I have the passed argument argv[1] in my C program, and I want to convert that string into a character array. How may I do this?
int main(int argc, char* argv[])
{
char c [] = argv[1]; // This is what I want to do...
}
EDIT:
What I'm trying to do is get certain characters from argv[1] and check if they are numbers. So, ideally, I would do something like:
int a = argv[1][2]
But this just runs into another problem - how can I check the type of a variable in C?
First of all, it already is a character array, NULL-terminated. You can simply choose to make another pointer to it, by saying char *c = argv[1];, or you can copy the entire string (null-terminator and all) into another array using the strcpy(char *destination, char *source)function http://www.cplusplus.com/reference/clibrary/cstring/strcpy/ like this:
char c[BUFFER]; //This has to be big enough to hold length + 1
strcpy(c, argv[1]);
Either approach is valid.
You can treat argv[1] as though it were an array of char (i.e., you can subscript it as argv[1][i]). You can pass it as an argument to any function that doesn't try to modify it (e.g., printf, strtol, strchr, etc.). You cannot write to it, though, so if you need to modify the contents for any reason (either directly or through a function like strtok or strcpy), you'll have to create a local copy and manipulate that.

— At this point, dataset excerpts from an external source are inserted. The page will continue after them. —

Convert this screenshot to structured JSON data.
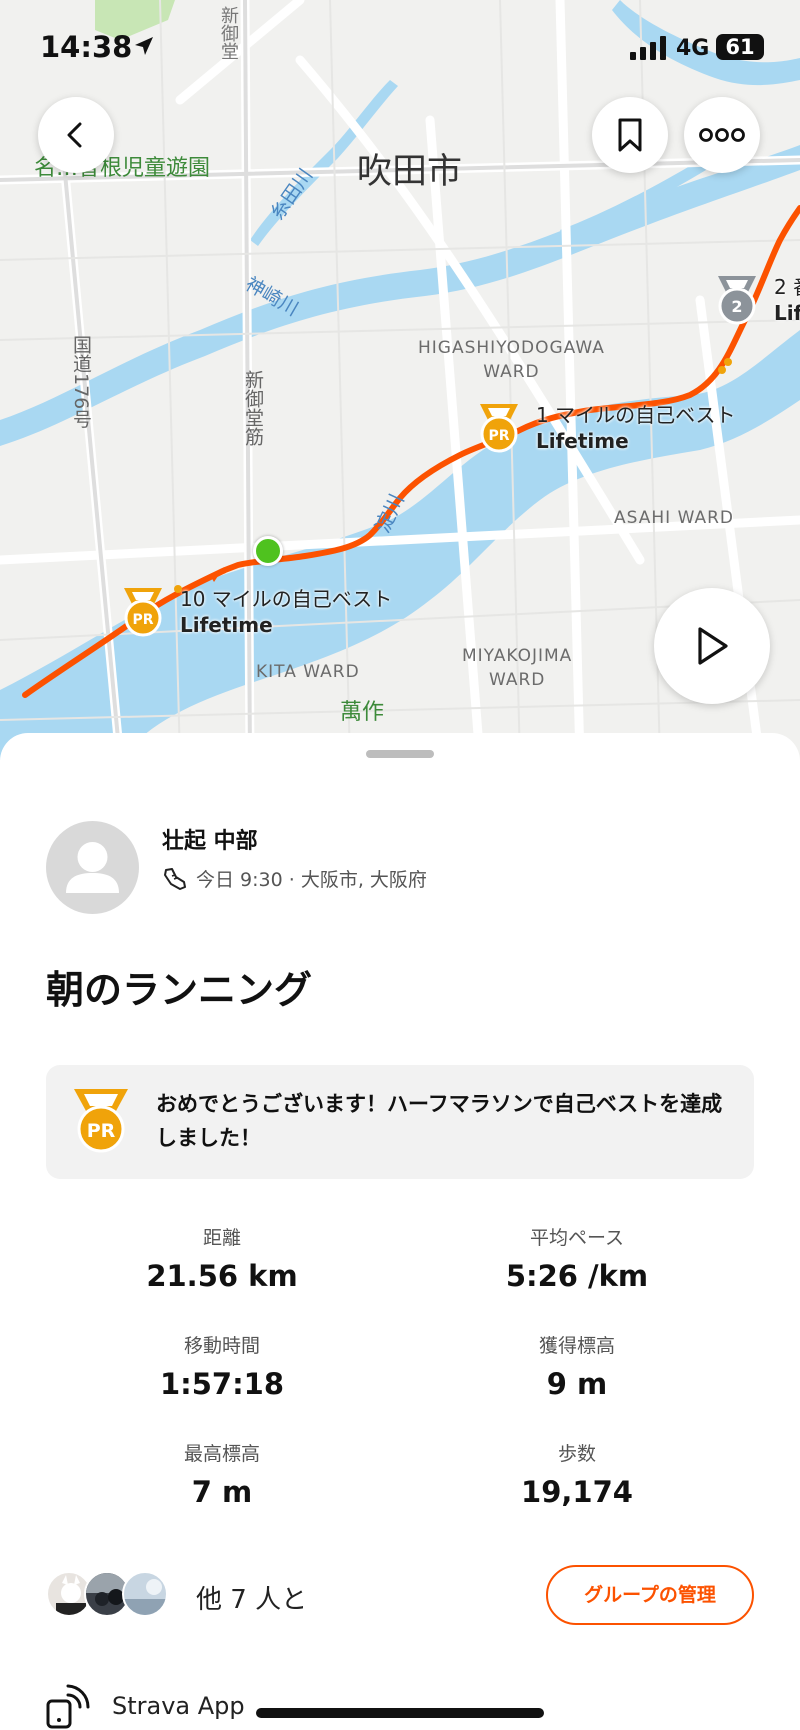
{
  "status_bar": {
    "time": "14:38",
    "network": "4G",
    "battery": "61"
  },
  "map": {
    "labels": {
      "city": "吹田市",
      "park": "名…曽根児童遊園",
      "river_itachi": "糸田川",
      "river_kanzaki": "神崎川",
      "road_176": "国道176号",
      "road_shinmido": "新御堂筋",
      "ward_higashi_line1": "HIGASHIYODOGAWA",
      "ward_higashi_line2": "WARD",
      "ward_asahi": "ASAHI WARD",
      "ward_miyakojima_line1": "MIYAKOJIMA",
      "ward_miyakojima_line2": "WARD",
      "ward_kita": "KITA WARD",
      "park_mansaku": "萬作",
      "river_yodo": "淀川",
      "road_top": "新御堂"
    },
    "pr_markers": [
      {
        "badge": "PR",
        "title": "1 マイルの自己ベスト",
        "subtitle": "Lifetime"
      },
      {
        "badge": "PR",
        "title": "10 マイルの自己ベスト",
        "subtitle": "Lifetime"
      },
      {
        "badge": "2",
        "title": "2 番",
        "subtitle": "Lif"
      }
    ],
    "route_color": "#fc5200",
    "start_color": "#4fc21f"
  },
  "buttons": {
    "back": "back",
    "bookmark": "bookmark",
    "more": "more",
    "play": "play"
  },
  "activity": {
    "athlete_name": "壮起 中部",
    "meta": "今日 9:30 · 大阪市, 大阪府",
    "title": "朝のランニング",
    "pr_message": "おめでとうございます！ハーフマラソンで自己ベストを達成しました！",
    "stats": [
      {
        "label": "距離",
        "value": "21.56 km"
      },
      {
        "label": "平均ペース",
        "value": "5:26 /km"
      },
      {
        "label": "移動時間",
        "value": "1:57:18"
      },
      {
        "label": "獲得標高",
        "value": "9 m"
      },
      {
        "label": "最高標高",
        "value": "7 m"
      },
      {
        "label": "歩数",
        "value": "19,174"
      }
    ]
  },
  "group": {
    "text": "他 7 人と",
    "button": "グループの管理"
  },
  "device": {
    "name": "Strava App"
  },
  "colors": {
    "accent": "#fc5200",
    "pr_gold": "#f0a30a",
    "water": "#a9d8f2",
    "park": "#c8e6b5"
  }
}
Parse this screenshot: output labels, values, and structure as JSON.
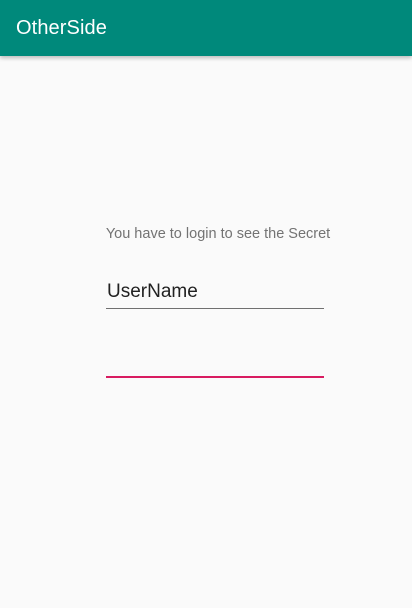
{
  "app": {
    "title": "OtherSide"
  },
  "login": {
    "message": "You have to login to see the Secret",
    "username_value": "UserName",
    "password_value": ""
  },
  "colors": {
    "app_bar": "#00897b",
    "accent": "#d81b60",
    "background": "#fafafa"
  }
}
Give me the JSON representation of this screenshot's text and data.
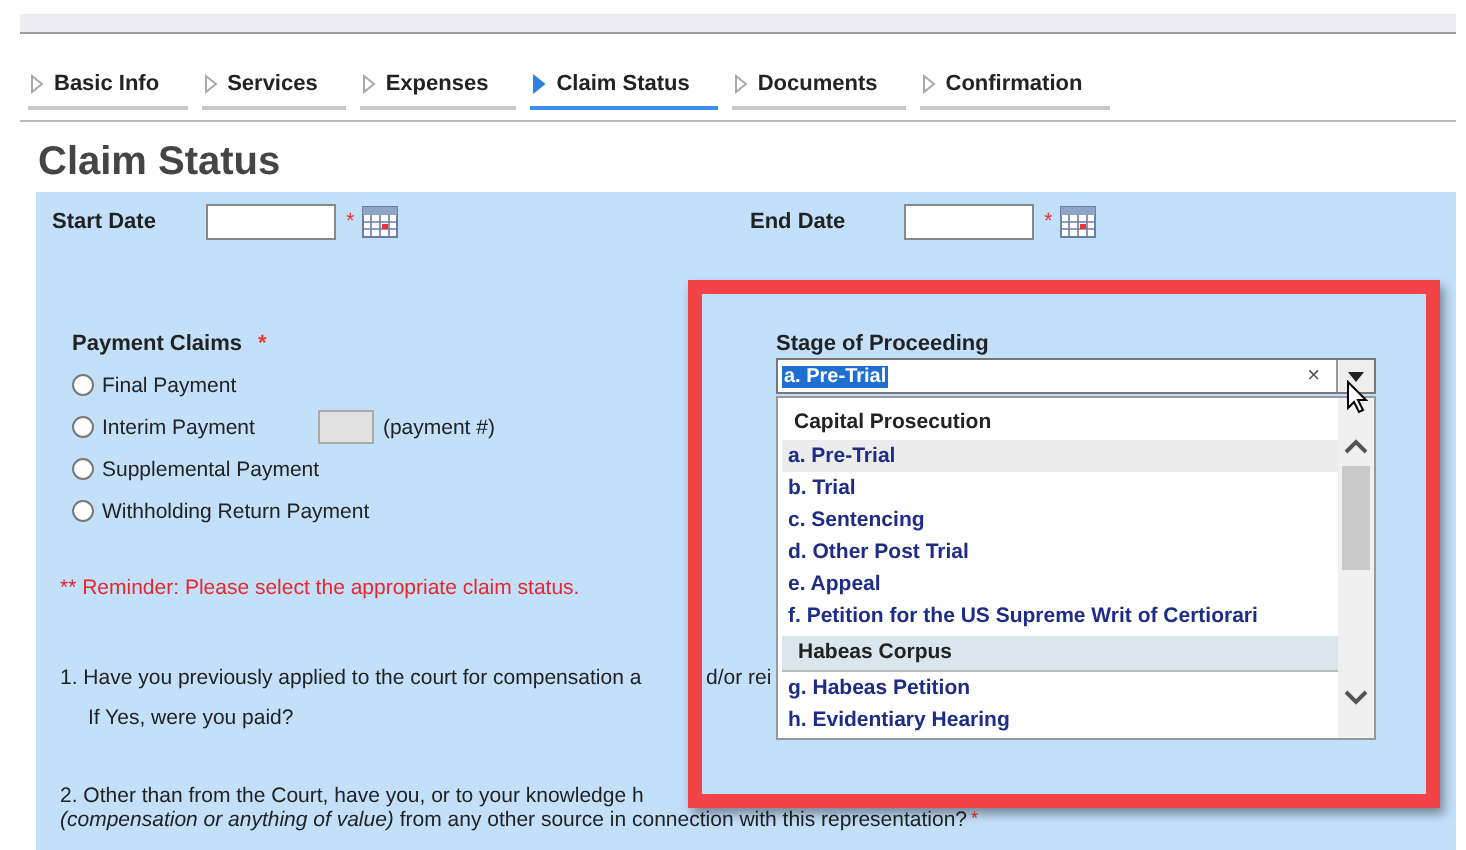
{
  "tabs": [
    {
      "label": "Basic Info",
      "selected": false
    },
    {
      "label": "Services",
      "selected": false
    },
    {
      "label": "Expenses",
      "selected": false
    },
    {
      "label": "Claim Status",
      "selected": true
    },
    {
      "label": "Documents",
      "selected": false
    },
    {
      "label": "Confirmation",
      "selected": false
    }
  ],
  "page_title": "Claim Status",
  "dates": [
    {
      "label": "Start Date",
      "required_mark": "*"
    },
    {
      "label": "End Date",
      "required_mark": "*"
    }
  ],
  "payment_claims": {
    "label": "Payment Claims",
    "required_mark": "*",
    "options": [
      {
        "label": "Final Payment",
        "selected": false
      },
      {
        "label": "Interim Payment",
        "selected": false
      },
      {
        "label": "Supplemental Payment",
        "selected": false
      },
      {
        "label": "Withholding Return Payment",
        "selected": false
      }
    ],
    "payment_number": {
      "label": "(payment #)",
      "disabled": true
    }
  },
  "reminder": "** Reminder: Please select the appropriate claim status.",
  "stage": {
    "label": "Stage of Proceeding",
    "value": "a. Pre-Trial",
    "clear": "×",
    "groups": [
      {
        "heading": "Capital Prosecution",
        "items": [
          {
            "label": "a. Pre-Trial",
            "selected": true
          },
          {
            "label": "b. Trial",
            "selected": false
          },
          {
            "label": "c. Sentencing",
            "selected": false
          },
          {
            "label": "d. Other Post Trial",
            "selected": false
          },
          {
            "label": "e. Appeal",
            "selected": false
          },
          {
            "label": "f. Petition for the US Supreme Writ of Certiorari",
            "selected": false
          }
        ]
      },
      {
        "heading": "Habeas Corpus",
        "items": [
          {
            "label": "g. Habeas Petition",
            "selected": false
          },
          {
            "label": "h. Evidentiary Hearing",
            "selected": false
          }
        ]
      }
    ]
  },
  "questions": [
    {
      "text": "1. Have you previously applied to the court for compensation a",
      "text_continued": "d/or rei",
      "followup": "If Yes, were you paid?"
    },
    {
      "text": "2. Other than from the Court, have you, or to your knowledge h",
      "line_2": "*(compensation or anything of value)* from any other source in connection with this representation?",
      "required_mark": "*"
    }
  ]
}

If you are using C89 or earlier, use this method:
#include <stdlib.h>
#include <string.h>
int main(int argc, char **argv)
{
char *c = NULL;
if (argc >= 2)
{
c = malloc(strlen(argv[1]) + 1);
strcpy(c, argv[1]);
}
/**
* Do stuff with c
*/
free(c);
return 0;
}
If you are using C99, you can use a VLA:
#include <string.h>
int main(int argc, char **argv)
{
if (argc < 2)
return 0;
size_t len = strlen(argv[1]);
char c[len+1];
strcpy(c, argv[1]);
/**
* do stuff with c
*/
return 0;
}
Just remember a few things:
The type of argv is char **, not char *[N]; similarly, the type of argv[i] is char *, not char [M]. In most circumstances it doesn't matter; you can use a subscript operator on a pointer as though it were an array (array subscripting is defined in terms of pointer arithmetic), but remember that pointers and arrays are not the same thing and are not always interchangeable;
The value of argv[argc] is always NULL;
Except when it is the operand of the sizeof or unary & operators or is a string literal being used as an initializer in a declaration, an expression of array type is converted ("decays") from "N-element array of T" to "pointer to T", and the value of the expression is the location of the first element;
C doesn't have a string data type as such; strings are represented as 0-terminated sequences of char. String literals such as "hello" are stored in such a way that they exist over the lifetime of the program, and you can access them via a pointer value; attempting to modify them results in undefined behavior (i.e., don't do that).
argv[1][2] is of type char, always (<pedantry>accessing it causes undefined behavior if there are less than two arguments or if the length of the second argument is less than two - so its questionable whether it has a type in those cases</pedantry>). The character itself may represent a number however, and to check that, use isdigit() from header <ctypes.h>
#include <ctypes.h>
...
if (argc > 1) {
int digits = 0;
for (int i = 0, len = strlen(argv[1]); i < len; ++i)
if (isdigit(argv[1][i]))
digits++;
printf("Digits in %s: %d\n", argv[1], digits);
}
Technically, argv[1] is already a character array. There really isn't such a thing as a "string" in standard C.
What do you want to do with it? Do you just want a copy of it? In that case, you'd need to malloc some space for a new character array and then use "strcpy" to copy from argv[1] into your character array.